Post. Makes the case that rewards shouldn’t be thought of as being “wanted” by models. Instead, it should be thought of as a way of selecting models.

Opinion: The two interpretations collapse when we select for models that “want” the reward - or something correlated with it, that’s the outer alignment problem! But otherwise I agree with this framing.

## AI safety via market making

Post. Similar style to AI safety via debate. A model $$M$$ predicts what a human will think about a question. A model $$Adv$$ tries to provide information that will shift $$M$$’s prediction. $$Adv$$ and $$M$$ are invoked in turn until $$M$$ converges.

Assumes that the $$Adv$$ is myopic: If it lies in round $$t$$, then in $$t+1$$ it is incentivised to correct the lie to get the maximum movement in $$M$$.
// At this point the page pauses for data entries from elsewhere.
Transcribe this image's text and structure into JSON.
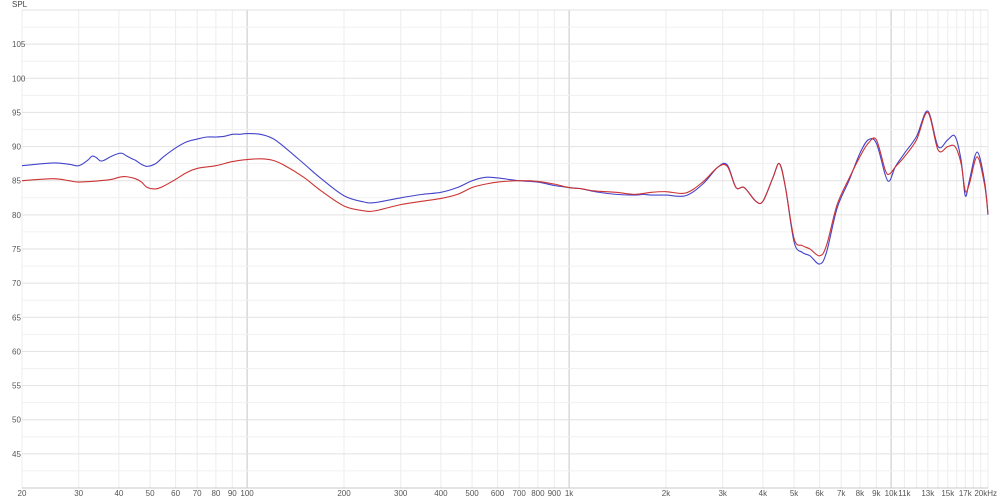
{
  "chart_data": {
    "type": "line",
    "title": "",
    "ylabel": "SPL",
    "xlabel": "",
    "xscale": "log",
    "xlim": [
      20,
      20000
    ],
    "ylim": [
      40,
      110
    ],
    "grid": true,
    "legend": "none",
    "y_ticks": [
      45,
      50,
      55,
      60,
      65,
      70,
      75,
      80,
      85,
      90,
      95,
      100,
      105
    ],
    "x_ticks": [
      {
        "value": 20,
        "label": "20"
      },
      {
        "value": 30,
        "label": "30"
      },
      {
        "value": 40,
        "label": "40"
      },
      {
        "value": 50,
        "label": "50"
      },
      {
        "value": 60,
        "label": "60"
      },
      {
        "value": 70,
        "label": "70"
      },
      {
        "value": 80,
        "label": "80"
      },
      {
        "value": 90,
        "label": "90"
      },
      {
        "value": 100,
        "label": "100"
      },
      {
        "value": 200,
        "label": "200"
      },
      {
        "value": 300,
        "label": "300"
      },
      {
        "value": 400,
        "label": "400"
      },
      {
        "value": 500,
        "label": "500"
      },
      {
        "value": 600,
        "label": "600"
      },
      {
        "value": 700,
        "label": "700"
      },
      {
        "value": 800,
        "label": "800"
      },
      {
        "value": 900,
        "label": "900"
      },
      {
        "value": 1000,
        "label": "1k"
      },
      {
        "value": 2000,
        "label": "2k"
      },
      {
        "value": 3000,
        "label": "3k"
      },
      {
        "value": 4000,
        "label": "4k"
      },
      {
        "value": 5000,
        "label": "5k"
      },
      {
        "value": 6000,
        "label": "6k"
      },
      {
        "value": 7000,
        "label": "7k"
      },
      {
        "value": 8000,
        "label": "8k"
      },
      {
        "value": 9000,
        "label": "9k"
      },
      {
        "value": 10000,
        "label": "10k"
      },
      {
        "value": 11000,
        "label": "11k",
        "faded": true
      },
      {
        "value": 13000,
        "label": "13k",
        "faded": true
      },
      {
        "value": 15000,
        "label": "15k",
        "faded": true
      },
      {
        "value": 17000,
        "label": "17k",
        "faded": true
      },
      {
        "value": 20000,
        "label": "20kHz"
      }
    ],
    "series": [
      {
        "color": "#4444cc",
        "points": [
          [
            20,
            87.2
          ],
          [
            25,
            87.6
          ],
          [
            28,
            87.4
          ],
          [
            30,
            87.2
          ],
          [
            32,
            88.0
          ],
          [
            33,
            88.6
          ],
          [
            34,
            88.4
          ],
          [
            35,
            87.9
          ],
          [
            36,
            88.0
          ],
          [
            38,
            88.6
          ],
          [
            40,
            89.0
          ],
          [
            41,
            89.0
          ],
          [
            42,
            88.7
          ],
          [
            44,
            88.2
          ],
          [
            45,
            88.0
          ],
          [
            47,
            87.4
          ],
          [
            49,
            87.1
          ],
          [
            52,
            87.5
          ],
          [
            55,
            88.5
          ],
          [
            60,
            89.8
          ],
          [
            65,
            90.7
          ],
          [
            70,
            91.1
          ],
          [
            75,
            91.4
          ],
          [
            80,
            91.4
          ],
          [
            85,
            91.5
          ],
          [
            90,
            91.8
          ],
          [
            95,
            91.8
          ],
          [
            100,
            91.9
          ],
          [
            110,
            91.8
          ],
          [
            120,
            91.2
          ],
          [
            130,
            90.0
          ],
          [
            150,
            87.5
          ],
          [
            170,
            85.3
          ],
          [
            200,
            82.8
          ],
          [
            230,
            81.9
          ],
          [
            250,
            81.8
          ],
          [
            300,
            82.5
          ],
          [
            350,
            83.0
          ],
          [
            400,
            83.3
          ],
          [
            450,
            84.0
          ],
          [
            500,
            85.0
          ],
          [
            550,
            85.5
          ],
          [
            600,
            85.4
          ],
          [
            700,
            85.0
          ],
          [
            800,
            84.8
          ],
          [
            900,
            84.3
          ],
          [
            1000,
            84.0
          ],
          [
            1100,
            83.8
          ],
          [
            1200,
            83.4
          ],
          [
            1400,
            83.0
          ],
          [
            1600,
            82.9
          ],
          [
            1700,
            83.0
          ],
          [
            1800,
            82.9
          ],
          [
            2000,
            82.9
          ],
          [
            2300,
            82.8
          ],
          [
            2600,
            84.5
          ],
          [
            2900,
            87.0
          ],
          [
            3100,
            87.3
          ],
          [
            3300,
            84.0
          ],
          [
            3500,
            84.0
          ],
          [
            3800,
            82.0
          ],
          [
            4000,
            82.0
          ],
          [
            4300,
            85.5
          ],
          [
            4500,
            87.5
          ],
          [
            4700,
            84.0
          ],
          [
            5000,
            76.0
          ],
          [
            5300,
            74.5
          ],
          [
            5600,
            74.0
          ],
          [
            6000,
            72.8
          ],
          [
            6300,
            74.5
          ],
          [
            6800,
            81.0
          ],
          [
            7400,
            85.0
          ],
          [
            8000,
            89.0
          ],
          [
            8500,
            91.0
          ],
          [
            9000,
            90.5
          ],
          [
            9600,
            85.8
          ],
          [
            9900,
            85.0
          ],
          [
            10300,
            87.0
          ],
          [
            11000,
            89.0
          ],
          [
            12000,
            91.5
          ],
          [
            13000,
            95.2
          ],
          [
            14000,
            90.0
          ],
          [
            15000,
            91.0
          ],
          [
            15800,
            91.5
          ],
          [
            16500,
            88.0
          ],
          [
            17000,
            82.8
          ],
          [
            17500,
            85.0
          ],
          [
            18500,
            89.2
          ],
          [
            19500,
            85.0
          ],
          [
            20000,
            80.0
          ]
        ]
      },
      {
        "color": "#cc3333",
        "points": [
          [
            20,
            85.0
          ],
          [
            25,
            85.3
          ],
          [
            28,
            85.0
          ],
          [
            30,
            84.8
          ],
          [
            35,
            85.0
          ],
          [
            38,
            85.2
          ],
          [
            40,
            85.5
          ],
          [
            42,
            85.6
          ],
          [
            45,
            85.3
          ],
          [
            47,
            84.8
          ],
          [
            49,
            84.0
          ],
          [
            52,
            83.8
          ],
          [
            55,
            84.2
          ],
          [
            60,
            85.2
          ],
          [
            65,
            86.2
          ],
          [
            70,
            86.8
          ],
          [
            80,
            87.2
          ],
          [
            90,
            87.8
          ],
          [
            100,
            88.1
          ],
          [
            110,
            88.2
          ],
          [
            120,
            88.0
          ],
          [
            130,
            87.3
          ],
          [
            150,
            85.5
          ],
          [
            170,
            83.5
          ],
          [
            200,
            81.3
          ],
          [
            230,
            80.6
          ],
          [
            250,
            80.6
          ],
          [
            300,
            81.5
          ],
          [
            350,
            82.0
          ],
          [
            400,
            82.4
          ],
          [
            450,
            83.0
          ],
          [
            500,
            84.0
          ],
          [
            550,
            84.5
          ],
          [
            600,
            84.8
          ],
          [
            700,
            85.0
          ],
          [
            800,
            84.9
          ],
          [
            900,
            84.5
          ],
          [
            1000,
            84.0
          ],
          [
            1100,
            83.8
          ],
          [
            1200,
            83.5
          ],
          [
            1400,
            83.3
          ],
          [
            1600,
            83.0
          ],
          [
            1800,
            83.3
          ],
          [
            2000,
            83.4
          ],
          [
            2300,
            83.2
          ],
          [
            2600,
            84.8
          ],
          [
            2900,
            87.0
          ],
          [
            3100,
            87.1
          ],
          [
            3300,
            84.0
          ],
          [
            3500,
            84.0
          ],
          [
            3800,
            82.0
          ],
          [
            4000,
            82.0
          ],
          [
            4300,
            85.5
          ],
          [
            4500,
            87.5
          ],
          [
            4700,
            84.0
          ],
          [
            5000,
            76.5
          ],
          [
            5300,
            75.5
          ],
          [
            5600,
            75.0
          ],
          [
            6000,
            74.0
          ],
          [
            6300,
            75.5
          ],
          [
            6800,
            81.5
          ],
          [
            7400,
            85.3
          ],
          [
            8000,
            88.5
          ],
          [
            8500,
            90.5
          ],
          [
            9000,
            91.0
          ],
          [
            9600,
            86.5
          ],
          [
            9900,
            86.0
          ],
          [
            10300,
            87.0
          ],
          [
            11000,
            88.5
          ],
          [
            12000,
            91.0
          ],
          [
            13000,
            95.0
          ],
          [
            14000,
            89.5
          ],
          [
            15000,
            90.0
          ],
          [
            15800,
            90.0
          ],
          [
            16500,
            87.5
          ],
          [
            17000,
            83.5
          ],
          [
            17500,
            84.5
          ],
          [
            18500,
            88.5
          ],
          [
            19500,
            84.5
          ],
          [
            20000,
            80.2
          ]
        ]
      }
    ]
  }
}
## Open Problems with Myopia

Post. Outlines problems with myopia through a toy game: at every timestep, agents are given the option to press a button. If they press it, they get +1 reward, but get -10 reward next episode. We aim to design agents that are myopic and do press the button.

• Superrationality:
• The model can effectively trade with itself across timestamps by deciding not to push the button iff the previous model doesn’t push the button.
• This changes its reward by +9 ($$1-10 = -9 \to 0$$).
• The model is using non-myopic decision theory.
• Anthropic uncertainty:
• If the -10 rule only applies after a certain number of steps, and the agent is uncertain about which timestep it is in, it will act as a (weighted) average of possible timesteps.
• Counterfactual mugging:
• The model might think it is being simulated by the previous step, and should act occording to that.